Other than rebuilding the flippers, I haven’t done a complete “shop” job on this game as it was pretty clean to begin with. It is next in my queue to be torn down. I have purchased all new ramps (subway included) but they won’t be installed until I do the teardown. About the only other cosmetic change I’ve made at his point is new cannon covers. The point of this post is to detail some of the work I had to do to get the game going 100%. I’ll try to add some more photos of the areas I mention.
The first thing that was noticeably wrong was that the right lower flipper would stay in the up position. It was somewhat intermittent, but the game was basically unplayable because of it. The fix was pretty simple. The plastic opto interrupter inside the cabinet was “sprung” and would not return to position reliably, therefore the opto beam was not getting entirely blocked when the flipper button was released and the flipper was staying up. After replacing the interrupter, the flipper worked fine.
Next I noticed a nice little hack to keep the game running.
The mounting bracket was broken at the coil stop and the stop was held in place with a couple of wood screws. I keep brackets on hand so I replaced it when doing a flipper rebuild.
Next I noticed that the actuator for the stand up target at the back of the game was broken. It had actually been repaired in the past and had broken again. I found the part in the cabinet and later realized what it went to. I didn’t have this part on hand and I had to order a replacement from Bay Area Amusements.
The general illumination for the lower portion of the playfield was flaky and would go out a few minutes after the game was turned on. It ended up being a cold solder joint at one of the resistors on the power driver board for this circuit. Continuity was fine for all the traces, but evidently when the board heated up, the joint would get hot and develop enough resistance that the string would not light up. I cleaned up the solder joint and the lights work fine.

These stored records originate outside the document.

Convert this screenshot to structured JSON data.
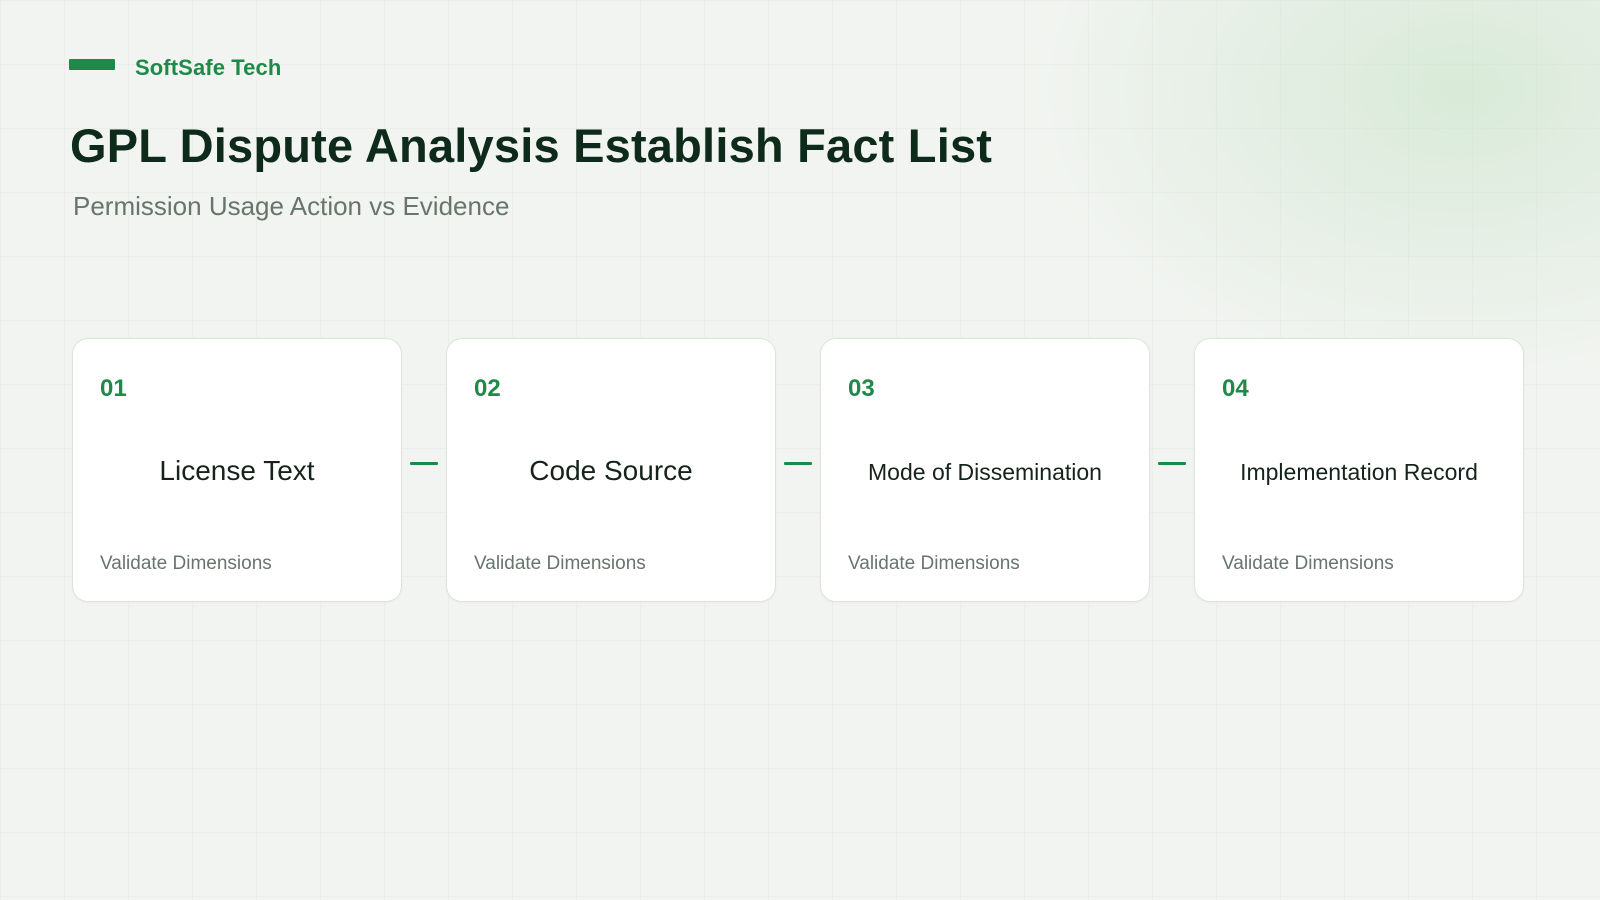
{
  "brand": {
    "name": "SoftSafe Tech"
  },
  "title": "GPL Dispute Analysis Establish Fact List",
  "subtitle": "Permission Usage Action vs Evidence",
  "cards": [
    {
      "number": "01",
      "title": "License Text",
      "footer": "Validate Dimensions"
    },
    {
      "number": "02",
      "title": "Code Source",
      "footer": "Validate Dimensions"
    },
    {
      "number": "03",
      "title": "Mode of Dissemination",
      "footer": "Validate Dimensions"
    },
    {
      "number": "04",
      "title": "Implementation Record",
      "footer": "Validate Dimensions"
    }
  ],
  "colors": {
    "accent": "#1e8a4a",
    "title": "#0e2a1a",
    "muted": "#67756c",
    "background": "#f2f4f1"
  }
}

The backbox lamps were completely out. Connector J120 needed to be replaced and the header on the power driver board needed to be replaced. At some time in the past Fuse 109 and 110 had fried and burned up the holders and damaged the PCB. The holders were sloppily replaced. I had to do some not so pretty repairs on this section of the board using jumper wires to get it reliably fixed. It doesn’t look great, but sometimes running jumpers is the only choice you have.
Next, balls were getting hung up in the trough. I had to remove the trough and file the divots that were keeping the balls from rolling down to the eject coil.

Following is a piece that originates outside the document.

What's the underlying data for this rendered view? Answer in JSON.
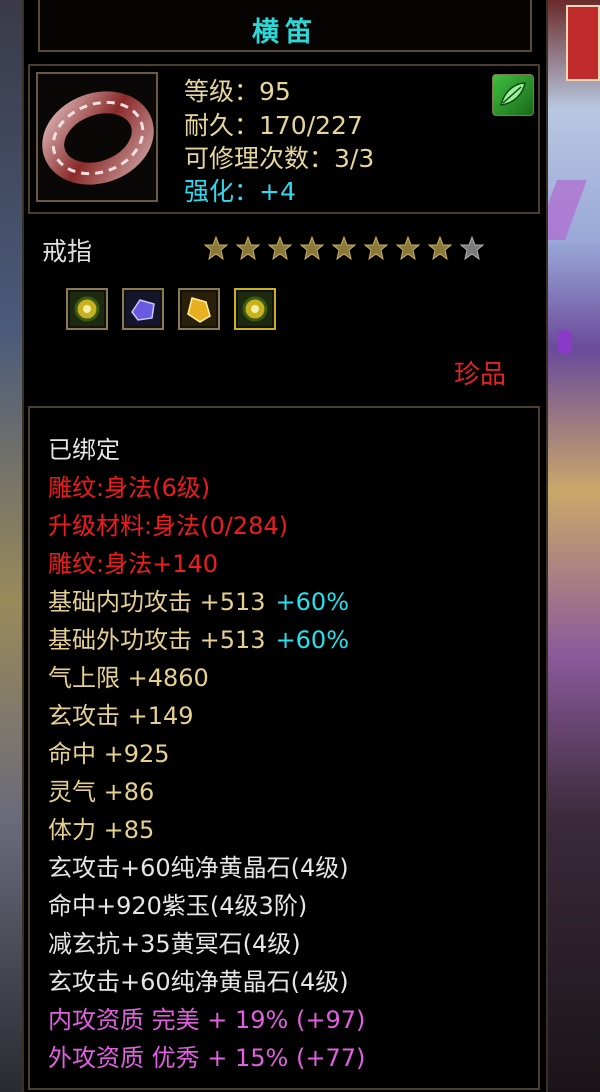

Some of the lamps for the shields and a couple of the insert lamps were intermittent due to cold solder joints at the bulb holders. I had to remove the PCB and clean up and resolder the connections.
The subway ramp was cracked at the Start Mission scoop. I repaired it with super glue and ordered subway ramp protectors from Mantis Amusements. I’ll transfer them over to the new subway ramp when I get it installed.
I also had to remount the bushing for the lower diverter on the subway as it had broken loose.
All the welds of the Start Mission scoop were broken and it basically fell apart when I removed it. I took the scoop to a local welding shop and they did a great job of putting it back together. I don’t think it will be breaking again.
One of the rods for a pop bumper ring was broken. Easy fix.
I noticed that the harness for the left cannon was frayed and wrapped with electrical tape.
It also had a jumper wire run for the coil. Obviously this was the wire that broke when the harness frayed. I made new harnesses for both cannons and installed them.
The left popper was not reliably kicking out balls, especially when balls were locked for multiball. I had to do a bit of fiddling with the popper and its coil to get everything aligned so that the balls would eject properly. I also had a problem where balls were not reliably rolling from the subway into the popper. I had to do some tweaking to the subway and its mounting brackets to get the balls to roll into the popper without hanging up.
Now for the most frustrating fix on the game. The machine would often lose track of balls. It was usually during multiball and hard to track down. Part of the problem was balls not reliably rolling into the left popper as I described above, but that wasn’t all. I finally narrowed it down to one of the opto sensors for the left popper. I removed the popper but left the wiring connected so I could test the opto sensors in the game’s diagnostics. I would get phantom triggers of one of the optos, specifically when I was moving or rotating the assembly. This lead me to think there was a short somewhere in the wiring. I set up my meter to test continuity on the suspect opto and despite me moving and flexing the wires all over the place, it always had continuity. I removed the opto receiver during the troubleshooting and I finally noticed that it was randomly triggering from ambient light. So in the end it was the opto receiver that was bad. I replaced it and that took care of the problem.
So there you have it. Quite a bit to fix for a game that was advertised as totally working. And quite a few little hairpulling things that took a while to find and fix. I think in this case, the game lived up to its reputation for having lots of little things that can go wrong. I imagine trying to keep one running on a route could be rather frustrating at times.